In a statement to IranWire, the leader of the Kurdistan Democratic Party, Majed Shankali, confirmed that Zarif's visit sends a message to Iraqi parties that reject Iranian interference in Iraqi affairs, and can be seen as a statement that Iran is an important, powerful player in Iraq and that parties are not in a position to reject this reality. He added that the announcements regarding the visit showed that Al-Kazemi had gone to Iran to settle agreements on Iraqi security issues. This is a clear intervention, as that which concerns Iraqi security should be discussed internally, away from any interference from Iran or others.

He pointed out that Tehran had asked Al-Kazemi to increase the volume of the trade exchange between the two countries to $20 billion, a move that is not in the least surprising given that Iraq imports so much from Iran, but does not export goods. With that in mind, it is clear that any trade exchange would favor Tehran, which suffers from international and economic isolation from the international community and primarily only deals with Iraq.

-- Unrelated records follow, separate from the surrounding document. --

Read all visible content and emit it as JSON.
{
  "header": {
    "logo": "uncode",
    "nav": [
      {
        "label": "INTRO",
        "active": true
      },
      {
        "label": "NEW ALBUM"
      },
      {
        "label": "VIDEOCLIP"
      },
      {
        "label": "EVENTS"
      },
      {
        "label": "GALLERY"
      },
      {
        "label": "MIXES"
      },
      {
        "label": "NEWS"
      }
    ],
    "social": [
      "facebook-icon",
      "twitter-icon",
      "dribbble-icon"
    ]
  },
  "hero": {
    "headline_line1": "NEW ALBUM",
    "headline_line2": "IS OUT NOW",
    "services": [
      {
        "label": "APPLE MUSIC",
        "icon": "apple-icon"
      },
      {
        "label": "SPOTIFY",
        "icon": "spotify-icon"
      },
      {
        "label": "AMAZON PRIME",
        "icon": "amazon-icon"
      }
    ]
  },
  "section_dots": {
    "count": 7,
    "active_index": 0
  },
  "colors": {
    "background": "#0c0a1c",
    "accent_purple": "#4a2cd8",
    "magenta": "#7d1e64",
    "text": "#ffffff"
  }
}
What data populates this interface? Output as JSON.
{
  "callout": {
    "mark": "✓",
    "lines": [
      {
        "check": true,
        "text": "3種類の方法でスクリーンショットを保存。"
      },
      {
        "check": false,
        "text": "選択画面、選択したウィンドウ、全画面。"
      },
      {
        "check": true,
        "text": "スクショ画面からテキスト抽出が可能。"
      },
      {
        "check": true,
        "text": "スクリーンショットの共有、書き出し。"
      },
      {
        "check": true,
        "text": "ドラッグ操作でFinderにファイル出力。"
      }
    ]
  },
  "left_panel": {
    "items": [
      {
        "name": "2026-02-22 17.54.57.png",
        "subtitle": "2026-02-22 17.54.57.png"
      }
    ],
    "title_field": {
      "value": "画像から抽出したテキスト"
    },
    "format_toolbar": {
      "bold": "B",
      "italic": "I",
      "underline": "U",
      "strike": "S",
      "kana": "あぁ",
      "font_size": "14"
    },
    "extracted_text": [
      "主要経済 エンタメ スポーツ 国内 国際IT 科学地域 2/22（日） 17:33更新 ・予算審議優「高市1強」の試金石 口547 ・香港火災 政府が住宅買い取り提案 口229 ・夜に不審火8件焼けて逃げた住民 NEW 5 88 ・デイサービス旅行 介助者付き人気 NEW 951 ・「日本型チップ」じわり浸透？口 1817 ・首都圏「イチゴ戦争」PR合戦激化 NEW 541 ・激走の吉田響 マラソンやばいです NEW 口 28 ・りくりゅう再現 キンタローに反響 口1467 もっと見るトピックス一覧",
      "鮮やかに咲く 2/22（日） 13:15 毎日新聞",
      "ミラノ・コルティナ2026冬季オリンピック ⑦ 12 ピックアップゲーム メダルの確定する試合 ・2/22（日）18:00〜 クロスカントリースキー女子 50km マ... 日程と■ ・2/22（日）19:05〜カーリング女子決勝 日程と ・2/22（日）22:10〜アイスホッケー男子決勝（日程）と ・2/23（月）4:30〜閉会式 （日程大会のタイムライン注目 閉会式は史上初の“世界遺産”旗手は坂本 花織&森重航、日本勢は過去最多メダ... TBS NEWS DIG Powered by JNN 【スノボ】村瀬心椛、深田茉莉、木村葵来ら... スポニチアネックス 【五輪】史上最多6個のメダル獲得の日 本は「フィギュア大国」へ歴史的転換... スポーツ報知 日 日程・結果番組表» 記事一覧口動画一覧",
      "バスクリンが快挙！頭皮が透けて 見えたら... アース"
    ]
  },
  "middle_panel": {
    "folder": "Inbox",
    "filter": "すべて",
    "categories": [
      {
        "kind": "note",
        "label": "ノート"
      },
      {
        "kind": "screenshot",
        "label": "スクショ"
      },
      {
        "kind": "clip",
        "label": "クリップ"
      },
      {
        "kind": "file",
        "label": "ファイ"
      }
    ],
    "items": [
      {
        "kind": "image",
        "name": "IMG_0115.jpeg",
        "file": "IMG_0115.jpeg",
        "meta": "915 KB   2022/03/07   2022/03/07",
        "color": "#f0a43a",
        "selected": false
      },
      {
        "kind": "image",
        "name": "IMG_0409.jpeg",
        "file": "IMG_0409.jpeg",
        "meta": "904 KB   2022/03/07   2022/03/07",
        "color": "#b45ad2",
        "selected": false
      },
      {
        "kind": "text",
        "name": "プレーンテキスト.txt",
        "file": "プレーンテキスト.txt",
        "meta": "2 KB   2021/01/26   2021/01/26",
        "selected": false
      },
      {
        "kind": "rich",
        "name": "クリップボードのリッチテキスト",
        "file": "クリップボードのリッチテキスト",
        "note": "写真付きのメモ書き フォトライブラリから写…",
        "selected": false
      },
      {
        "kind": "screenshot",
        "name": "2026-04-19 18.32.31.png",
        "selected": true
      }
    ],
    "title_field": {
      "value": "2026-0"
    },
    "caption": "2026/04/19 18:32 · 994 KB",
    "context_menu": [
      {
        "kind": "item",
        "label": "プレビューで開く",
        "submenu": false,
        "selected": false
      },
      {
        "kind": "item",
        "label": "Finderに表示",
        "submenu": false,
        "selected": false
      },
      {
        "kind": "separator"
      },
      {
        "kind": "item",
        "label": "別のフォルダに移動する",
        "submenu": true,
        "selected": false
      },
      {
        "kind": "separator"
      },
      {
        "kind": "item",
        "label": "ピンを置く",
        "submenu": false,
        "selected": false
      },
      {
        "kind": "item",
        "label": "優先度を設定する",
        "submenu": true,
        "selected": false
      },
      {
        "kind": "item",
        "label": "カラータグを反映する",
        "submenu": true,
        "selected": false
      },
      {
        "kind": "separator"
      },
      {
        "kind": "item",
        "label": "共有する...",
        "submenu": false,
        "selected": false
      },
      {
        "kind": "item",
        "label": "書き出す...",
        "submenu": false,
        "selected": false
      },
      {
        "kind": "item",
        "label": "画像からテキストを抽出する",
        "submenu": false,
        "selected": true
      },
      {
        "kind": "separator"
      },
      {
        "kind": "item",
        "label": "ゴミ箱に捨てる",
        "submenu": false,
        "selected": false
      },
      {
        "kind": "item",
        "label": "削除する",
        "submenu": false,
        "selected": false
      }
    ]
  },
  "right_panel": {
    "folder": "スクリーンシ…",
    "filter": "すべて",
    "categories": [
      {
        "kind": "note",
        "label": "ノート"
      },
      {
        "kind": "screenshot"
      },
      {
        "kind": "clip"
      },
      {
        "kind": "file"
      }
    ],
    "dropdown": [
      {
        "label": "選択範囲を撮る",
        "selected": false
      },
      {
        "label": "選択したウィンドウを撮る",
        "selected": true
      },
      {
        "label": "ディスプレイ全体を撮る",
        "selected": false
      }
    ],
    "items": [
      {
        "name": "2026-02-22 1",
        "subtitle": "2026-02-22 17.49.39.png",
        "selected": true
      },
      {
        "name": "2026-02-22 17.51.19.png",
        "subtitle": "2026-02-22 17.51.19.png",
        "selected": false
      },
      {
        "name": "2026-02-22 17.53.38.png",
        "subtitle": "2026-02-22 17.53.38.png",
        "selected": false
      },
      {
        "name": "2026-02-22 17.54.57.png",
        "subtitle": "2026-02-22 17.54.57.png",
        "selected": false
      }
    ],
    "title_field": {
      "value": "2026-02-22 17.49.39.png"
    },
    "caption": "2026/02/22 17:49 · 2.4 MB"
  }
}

Iraqi Prime Minister Mustafa Al-Kazemi visited Tehran on July 21 and met with Iranian President Hassan Rouhani and the Supreme Leader of the Islamic Republic, Ali Khamenei. The two sides stressed their desire to strengthen economic relations and to continue to cooperate to combat terrorism, as well as their ongoing shared commitment to support regional security and stability.